Experimental investigations into the rocking response of graphite-block assemblies in a HTGR core under horizontal earthquake shaking

This paper presents earthquake simulator experiments of graphite block assemblies that are representative of the core of a horizontal compact high temperature gas reactor (HC-HTGR). The reactor core consists of vertically stacked prismatic graphite blocks, connected via shear keys. The columns of blocks are separated by finite gaps in both the transverse and longitudinal directions to accommodate fabrication and installation tolerances, and swelling of graphite. The dynamic response of the graphite core is governed by a combination of factors, including rigid body rocking of blocks, friction and clearances within shear keys, kinematic constraints, design and manufacturing tolerances, uplift and disengagement, and impacts between adjacent columns of blocks.
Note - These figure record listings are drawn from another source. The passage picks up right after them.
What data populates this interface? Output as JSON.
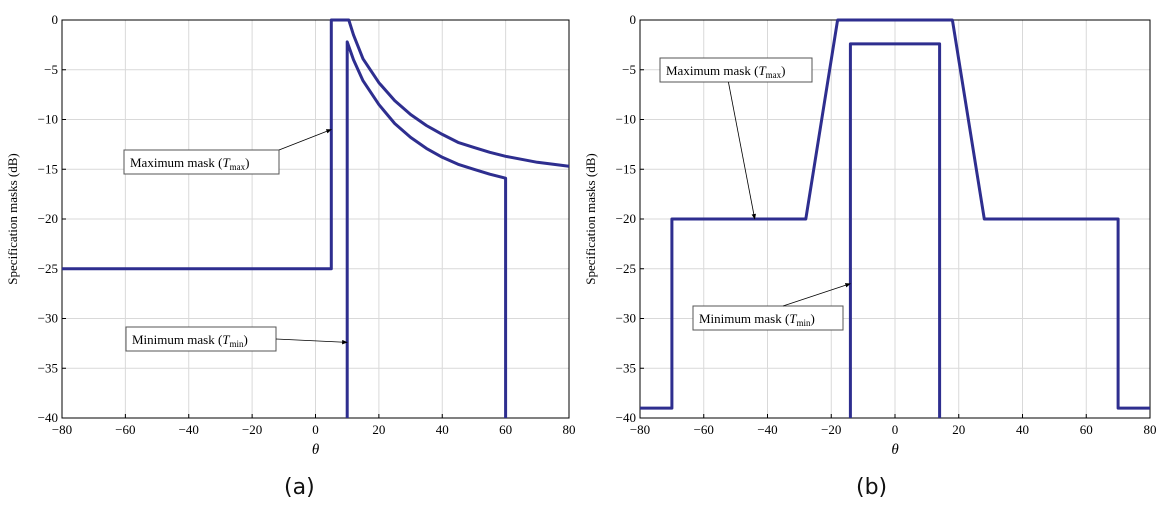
{
  "colors": {
    "series": "#2e2e8f",
    "grid": "#d9d9d9",
    "axis": "#000000"
  },
  "chart_data": [
    {
      "type": "line",
      "caption": "(a)",
      "xlabel": "θ",
      "ylabel": "Specification masks (dB)",
      "xlim": [
        -80,
        80
      ],
      "ylim": [
        -40,
        0
      ],
      "xticks": [
        -80,
        -60,
        -40,
        -20,
        0,
        20,
        40,
        60,
        80
      ],
      "yticks": [
        0,
        -5,
        -10,
        -15,
        -20,
        -25,
        -30,
        -35,
        -40
      ],
      "grid": true,
      "series": [
        {
          "points": [
            [
              -80,
              -25
            ],
            [
              5,
              -25
            ],
            [
              5,
              0
            ],
            [
              10.5,
              0
            ],
            [
              12,
              -1.5
            ],
            [
              15,
              -3.9
            ],
            [
              20,
              -6.3
            ],
            [
              25,
              -8.1
            ],
            [
              30,
              -9.5
            ],
            [
              35,
              -10.6
            ],
            [
              40,
              -11.5
            ],
            [
              45,
              -12.3
            ],
            [
              50,
              -12.8
            ],
            [
              55,
              -13.3
            ],
            [
              60,
              -13.7
            ],
            [
              65,
              -14.0
            ],
            [
              70,
              -14.3
            ],
            [
              75,
              -14.5
            ],
            [
              80,
              -14.7
            ]
          ]
        },
        {
          "points": [
            [
              10,
              -40
            ],
            [
              10,
              -2.2
            ],
            [
              12,
              -4.0
            ],
            [
              15,
              -6.1
            ],
            [
              20,
              -8.5
            ],
            [
              25,
              -10.4
            ],
            [
              30,
              -11.8
            ],
            [
              35,
              -12.9
            ],
            [
              40,
              -13.8
            ],
            [
              45,
              -14.5
            ],
            [
              50,
              -15.0
            ],
            [
              55,
              -15.5
            ],
            [
              60,
              -15.9
            ],
            [
              60,
              -40
            ]
          ]
        }
      ],
      "annotations": [
        {
          "text": "Maximum mask (T",
          "sub": "max",
          "close": ")",
          "target": [
            5,
            -11
          ]
        },
        {
          "text": "Minimum mask (T",
          "sub": "min",
          "close": ")",
          "target": [
            10,
            -32.4
          ]
        }
      ]
    },
    {
      "type": "line",
      "caption": "(b)",
      "xlabel": "θ",
      "ylabel": "Specification masks (dB)",
      "xlim": [
        -80,
        80
      ],
      "ylim": [
        -40,
        0
      ],
      "xticks": [
        -80,
        -60,
        -40,
        -20,
        0,
        20,
        40,
        60,
        80
      ],
      "yticks": [
        0,
        -5,
        -10,
        -15,
        -20,
        -25,
        -30,
        -35,
        -40
      ],
      "grid": true,
      "series": [
        {
          "points": [
            [
              -80,
              -39
            ],
            [
              -70,
              -39
            ],
            [
              -70,
              -20
            ],
            [
              -28,
              -20
            ],
            [
              -18,
              0
            ],
            [
              18,
              0
            ],
            [
              28,
              -20
            ],
            [
              70,
              -20
            ],
            [
              70,
              -39
            ],
            [
              80,
              -39
            ]
          ]
        },
        {
          "points": [
            [
              -14,
              -40
            ],
            [
              -14,
              -2.4
            ],
            [
              14,
              -2.4
            ],
            [
              14,
              -40
            ]
          ]
        }
      ],
      "annotations": [
        {
          "text": "Maximum mask (T",
          "sub": "max",
          "close": ")",
          "target": [
            -44,
            -20
          ]
        },
        {
          "text": "Minimum mask (T",
          "sub": "min",
          "close": ")",
          "target": [
            -14,
            -26.5
          ]
        }
      ]
    }
  ]
}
Characterizing these effects involves: (a) understanding the rocking dynamics of standalone columns of blocks without considerations of impact, which is the focus of this paper, and (b) evaluating the impact dynamics between closely spaced columns. This paper presents results of and observations from a series of vibration and seismic experiments conducted at the University at Buffalo. The tests include quasi-static loading to evaluate rocking initiation and progression across various block interfaces, harmonic excitation to assess frequency-dependent rocking behavior of standalone columns of blocks, free vibration measurements to investigate oscillatory and damping characteristics across varying column geometries (e.g., stack height, rocking axis), and seismic simulations of individual columns and as well as 2D wall assemblies using representative ground motions. Rigid-body responses of the blocks were measured using a high-precision optical tracking system, generating data that provide valuable insights into their dynamic (and rocking) characteristics, and a robust technical basis to support the development and validation of numerical models.